Auf der anderen Seite ein weiteres Extrem, diametral zu jenem der in-vitro-Fertilisierung samt der Pränataldiagnostik: die Abtreibung. Was einerseits so unbedingt gewünscht und ersehnt wird, so sehr, dass man sogar vom Recht auf ein gesundes Kind spricht, wird andererseits abgelehnt und vernichtet, unabhängig davon ob krank oder gesund. Das Recht auf Abtreibung als Grundlage für ein selbstbestimmtes Leben der Frauen. Welch verkürzende Sichtweise der Freiheit und Selbstbestimmung, die hier auf eine – auch nur dem Anschein nach bestehende – Wahlfreiheit beschränkt wird.

Diese verschiedenen Aspekte der Reproduktionsmedizin und ihre sozialpolitischen Implikationen haben sich in den vergangenen Jahren und Monaten unumstritten ihren Platz in der Tagespresse gesichert. Von anfänglich zögerlichen Berichten vor Jahren scheinen sich nun fortpflanzungsmedizinische Themen zum wahren medialen Dauerbrenner entwickelt zu haben. Im vorliegenden Heft wollen wir einige wenige der vielen ethischen Fragen, die die Reproduktionsmedizin aufwirft, darlegen und diskutieren. Fakten in den Bereich der vagen Meinung und Unsicherheit, und Licht in das Dunkel der Datenfülle soll der Beitrag von N. Auner, K. Radner zur späten Mutterschaft und deren Risiken bringen. Wie gefahrvoll für Kind und Mutter sind späte Schwangerschaften wirklich? Ist es gerechtfertigt, einer Frau im Alter von über 35 Jahren von einer Schwangerschaft in Hinblick auf mögliche Komplikationen abzuraten? Im Aufsatz von T. Piskernigg geht es vornehmlich um die rechtliche Darstellung der in Österreich seit 1975 geltenden Fristenlösung. In der Tat zeigt sie sich in ihrer gesamtrechtlichen Einordnung nach wie vor „als Fremdkörper in unserer auf der unveräußerlichen Menschenwürde basierenden Rechtsordnung“. Wie ist die Abtreibung einzustufen: als rechtsmäßig oder rechtswidrig, als erlaubt oder verboten? Gibt es ein Recht auf Abtreibung? Gerade dies ist ja eine der Forderungen jener emanzipatorischen Bewegungen, vor allem auch in solchen Ländern, in denen die Abtreibung schlichtweg verboten ist. Wie ist die Gesetzeslage in Österreich zu beurteilen?
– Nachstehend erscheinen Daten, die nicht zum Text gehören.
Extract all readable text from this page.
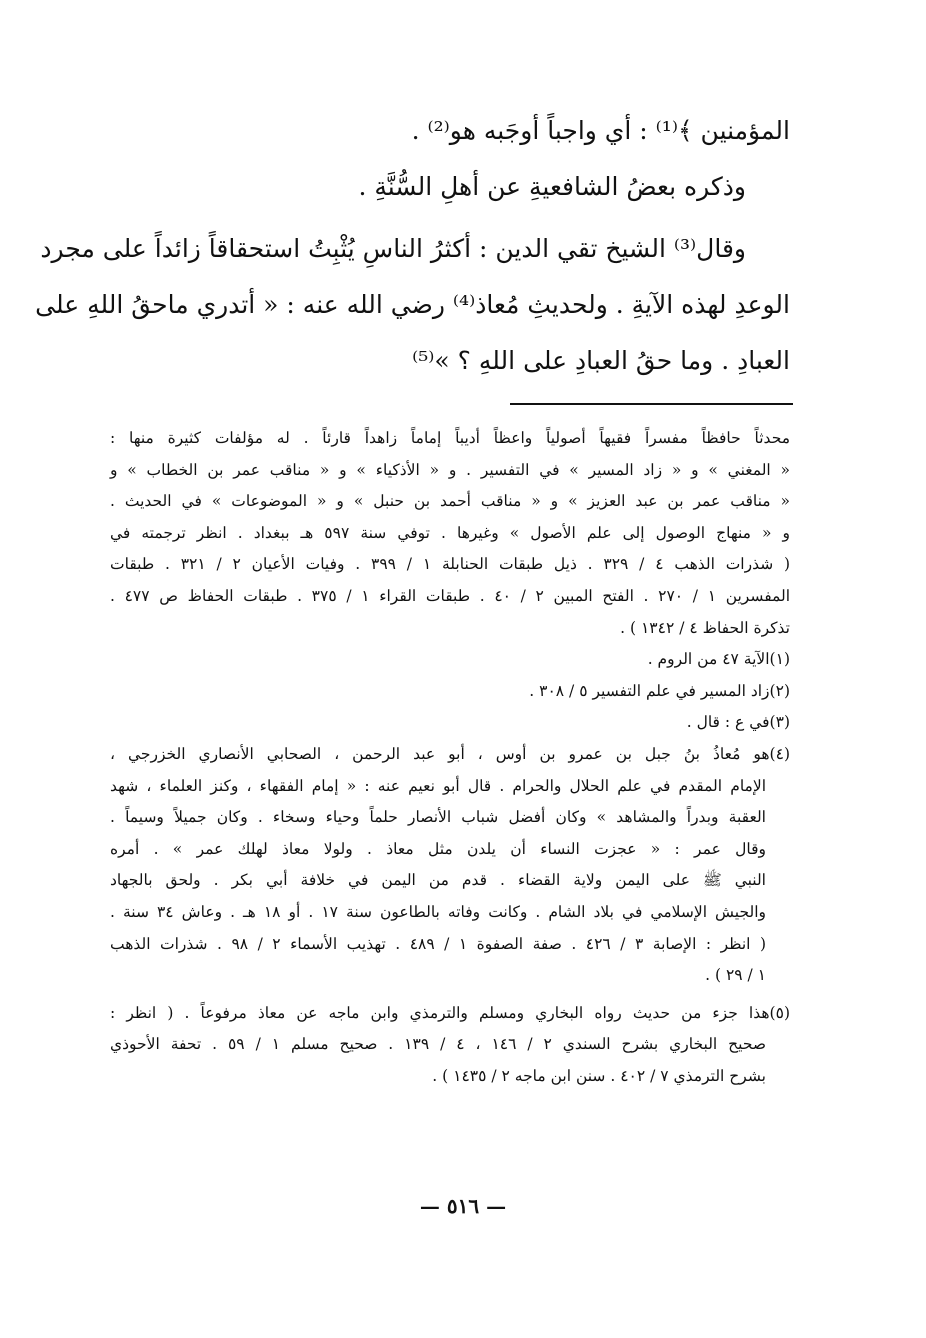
المؤمنين ﴾⁽¹⁾ : أي واجباً أوجَبه هو⁽²⁾ .
وذكره بعضُ الشافعيةِ عن أهلِ السُّنَّةِ .
وقال⁽³⁾ الشيخ تقي الدين : أكثرُ الناسِ يُثْبِتُ استحقاقاً زائداً على مجرد
الوعدِ لهذه الآيةِ . ولحديثِ مُعاذ⁽⁴⁾ رضي الله عنه : « أتدري ماحقُ اللهِ على
العبادِ . وما حقُ العبادِ على اللهِ ؟ »⁽⁵⁾
محدثاً حافظاً مفسراً فقيهاً أصولياً واعظاً أديباً إماماً زاهداً قارئاً . له مؤلفات كثيرة منها :
« المغني » و « زاد المسير » في التفسير . و « الأذكياء » و « مناقب عمر بن الخطاب » و
« مناقب عمر بن عبد العزيز » و « مناقب أحمد بن حنبل » و « الموضوعات » في الحديث .
و « منهاج الوصول إلى علم الأصول » وغيرها . توفي سنة ٥٩٧ هـ ببغداد . انظر ترجمته في
( شذرات الذهب ٤ / ٣٢٩ . ذيل طبقات الحنابلة ١ / ٣٩٩ . وفيات الأعيان ٢ / ٣٢١ . طبقات
المفسرين ١ / ٢٧٠ . الفتح المبين ٢ / ٤٠ . طبقات القراء ١ / ٣٧٥ . طبقات الحفاظ ص ٤٧٧ .
تذكرة الحفاظ ٤ / ١٣٤٢ ) .
(١)الآية ٤٧ من الروم .
(٢)زاد المسير في علم التفسير ٥ / ٣٠٨ .
(٣)في ع : قال .
(٤)هو مُعاذُ بنُ جبل بن عمرو بن أوس ، أبو عبد الرحمن ، الصحابي الأنصاري الخزرجي ،
الإمام المقدم في علم الحلال والحرام . قال أبو نعيم عنه : « إمام الفقهاء ، وكنز العلماء ، شهد
العقبة وبدراً والمشاهد » وكان أفضل شباب الأنصار حلماً وحياء وسخاء . وكان جميلاً وسيماً .
وقال عمر : « عجزت النساء أن يلدن مثل معاذ . ولولا معاذ لهلك عمر » . أمره
النبي ﷺ على اليمن ولاية القضاء . قدم من اليمن في خلافة أبي بكر . ولحق بالجهاد
والجيش الإسلامي في بلاد الشام . وكانت وفاته بالطاعون سنة ١٧ . أو ١٨ هـ . وعاش ٣٤ سنة .
( انظر : الإصابة ٣ / ٤٢٦ . صفة الصفوة ١ / ٤٨٩ . تهذيب الأسماء ٢ / ٩٨ . شذرات الذهب
١ / ٢٩ ) .
(٥)هذا جزء من حديث رواه البخاري ومسلم والترمذي وابن ماجه عن معاذ مرفوعاً . ( انظر :
صحيح البخاري بشرح السندي ٢ / ١٤٦ ، ٤ / ١٣٩ . صحيح مسلم ١ / ٥٩ . تحفة الأحوذي
بشرح الترمذي ٧ / ٤٠٢ . سنن ابن ماجه ٢ / ١٤٣٥ ) .
— ٥١٦ —
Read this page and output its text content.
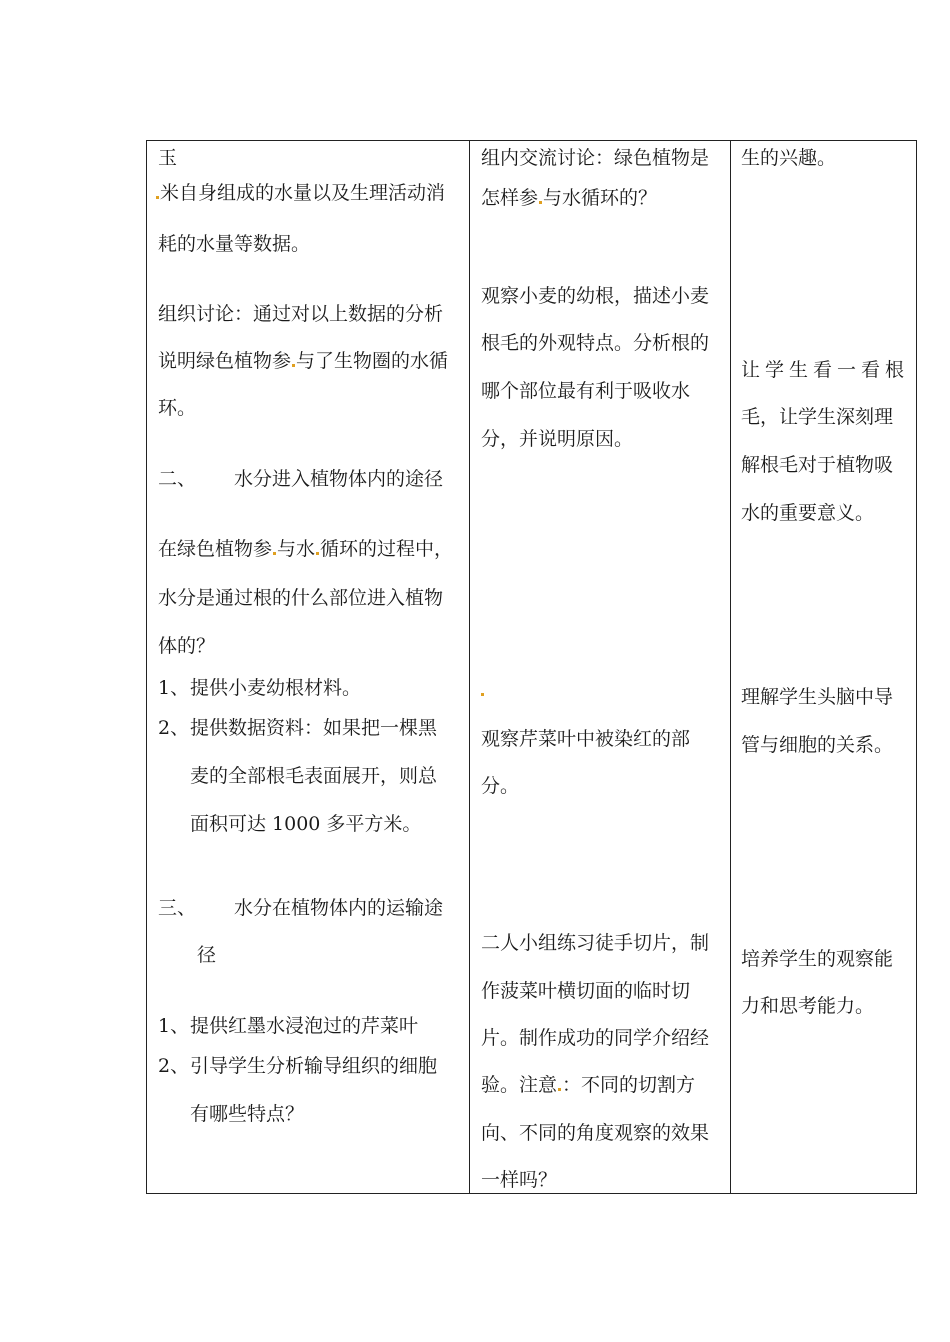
玉
米自身组成的水量以及生理活动消
耗的水量等数据。
组织讨论：通过对以上数据的分析
说明绿色植物参 与了生物圈的水循
环。
二、 水分进入植物体内的途径
在绿色植物参 与水 循环的过程中，
水分是通过根的什么部位进入植物
体的？
1、 提供小麦幼根材料。
2、 提供数据资料：如果把一棵黑
麦的全部根毛表面展开，则总
面积可达 1000 多平方米。
三、 水分在植物体内的运输途
径
1、 提供红墨水浸泡过的芹菜叶
2、 引导学生分析输导组织的细胞
有哪些特点？
组内交流讨论：绿色植物是
怎样参 与水循环的？
观察小麦的幼根，描述小麦
根毛的外观特点。分析根的
哪个部位最有利于吸收水
分，并说明原因。
观察芹菜叶中被染红的部
分。
二人小组练习徒手切片，制
作菠菜叶横切面的临时切
片。制作成功的同学介绍经
验。注意 ：不同的切割方
向、不同的角度观察的效果
一样吗？
生的兴趣。
让学生看一看根
毛，让学生深刻理
解根毛对于植物吸
水的重要意义。
理解学生头脑中导
管与细胞的关系。
培养学生的观察能
力和思考能力。
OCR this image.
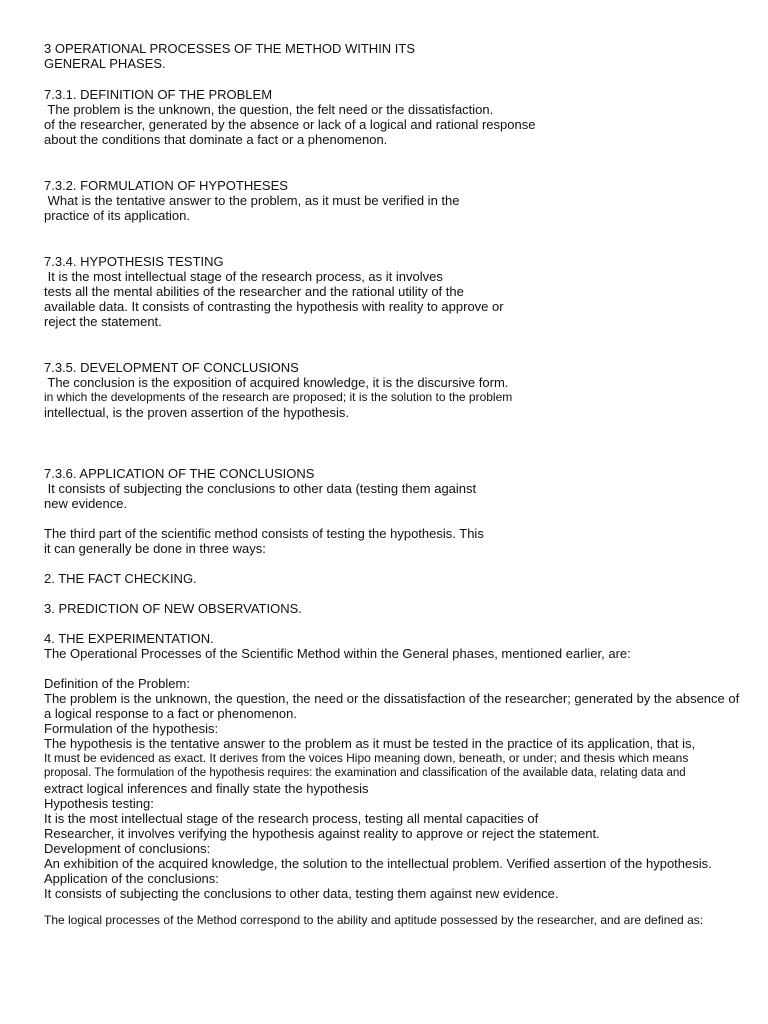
3 OPERATIONAL PROCESSES OF THE METHOD WITHIN ITS

GENERAL PHASES.

7.3.1. DEFINITION OF THE PROBLEM

The problem is the unknown, the question, the felt need or the dissatisfaction.

of the researcher, generated by the absence or lack of a logical and rational response

about the conditions that dominate a fact or a phenomenon.

7.3.2. FORMULATION OF HYPOTHESES

What is the tentative answer to the problem, as it must be verified in the

practice of its application.

7.3.4. HYPOTHESIS TESTING

It is the most intellectual stage of the research process, as it involves

tests all the mental abilities of the researcher and the rational utility of the

available data. It consists of contrasting the hypothesis with reality to approve or

reject the statement.

7.3.5. DEVELOPMENT OF CONCLUSIONS

The conclusion is the exposition of acquired knowledge, it is the discursive form.

in which the developments of the research are proposed; it is the solution to the problem

intellectual, is the proven assertion of the hypothesis.

7.3.6. APPLICATION OF THE CONCLUSIONS

It consists of subjecting the conclusions to other data (testing them against

new evidence.

The third part of the scientific method consists of testing the hypothesis. This

it can generally be done in three ways:

2. THE FACT CHECKING.

3. PREDICTION OF NEW OBSERVATIONS.

4. THE EXPERIMENTATION.

The Operational Processes of the Scientific Method within the General phases, mentioned earlier, are:

Definition of the Problem:

The problem is the unknown, the question, the need or the dissatisfaction of the researcher; generated by the absence of

a logical response to a fact or phenomenon.

Formulation of the hypothesis:

The hypothesis is the tentative answer to the problem as it must be tested in the practice of its application, that is,

It must be evidenced as exact. It derives from the voices Hipo meaning down, beneath, or under; and thesis which means

proposal. The formulation of the hypothesis requires: the examination and classification of the available data, relating data and

extract logical inferences and finally state the hypothesis

Hypothesis testing:

It is the most intellectual stage of the research process, testing all mental capacities of

Researcher, it involves verifying the hypothesis against reality to approve or reject the statement.

Development of conclusions:

An exhibition of the acquired knowledge, the solution to the intellectual problem. Verified assertion of the hypothesis.

Application of the conclusions:

It consists of subjecting the conclusions to other data, testing them against new evidence.

The logical processes of the Method correspond to the ability and aptitude possessed by the researcher, and are defined as:
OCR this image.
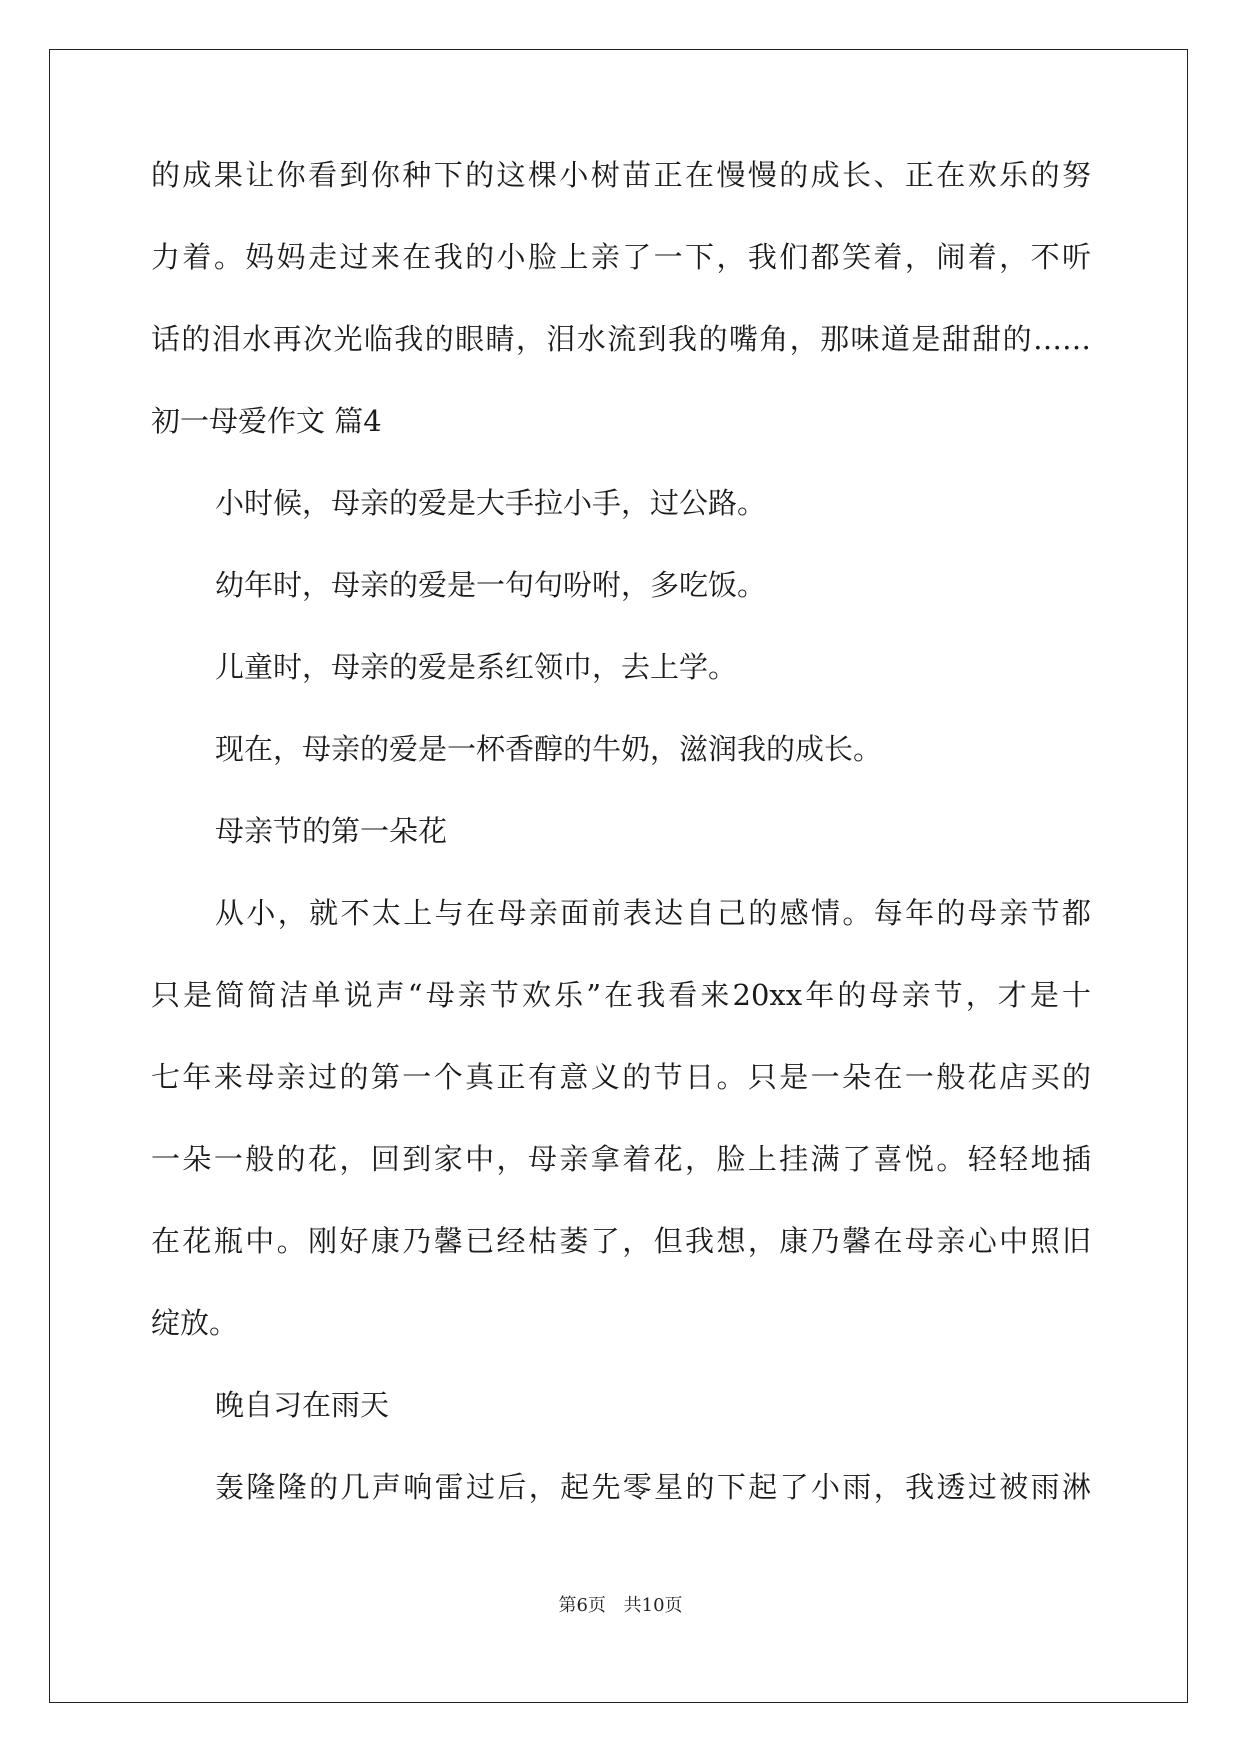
的成果让你看到你种下的这棵小树苗正在慢慢的成长、正在欢乐的努
力着。妈妈走过来在我的小脸上亲了一下，我们都笑着，闹着，不听
话的泪水再次光临我的眼睛，泪水流到我的嘴角，那味道是甜甜的……
初一母爱作文 篇4
小时候，母亲的爱是大手拉小手，过公路。
幼年时，母亲的爱是一句句吩咐，多吃饭。
儿童时，母亲的爱是系红领巾，去上学。
现在，母亲的爱是一杯香醇的牛奶，滋润我的成长。
母亲节的第一朵花
从小，就不太上与在母亲面前表达自己的感情。每年的母亲节都
只是简简洁单说声“母亲节欢乐”在我看来20xx年的母亲节，才是十
七年来母亲过的第一个真正有意义的节日。只是一朵在一般花店买的
一朵一般的花，回到家中，母亲拿着花，脸上挂满了喜悦。轻轻地插
在花瓶中。刚好康乃馨已经枯萎了，但我想，康乃馨在母亲心中照旧
绽放。
晚自习在雨天
轰隆隆的几声响雷过后，起先零星的下起了小雨，我透过被雨淋
第6页 共10页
Wie problematisch die Reproduktionsmedizin auch im Hinblick auf die Eizellgewinnung ist, wird im Beitrag von G. Werner-Felmayer thematisiert. Es handelt sich dabei um einen Aspekt, der kaum je zur Sprache gebracht wird. In dieser Ausgabe erscheint auch erstmals ein Artikel unter der Rubrik „Freies Thema“. H. Kopetz stellt von juristischer und ethischer Seite die Problematik des Patentrechts in Bezug auf biologisches Material dar.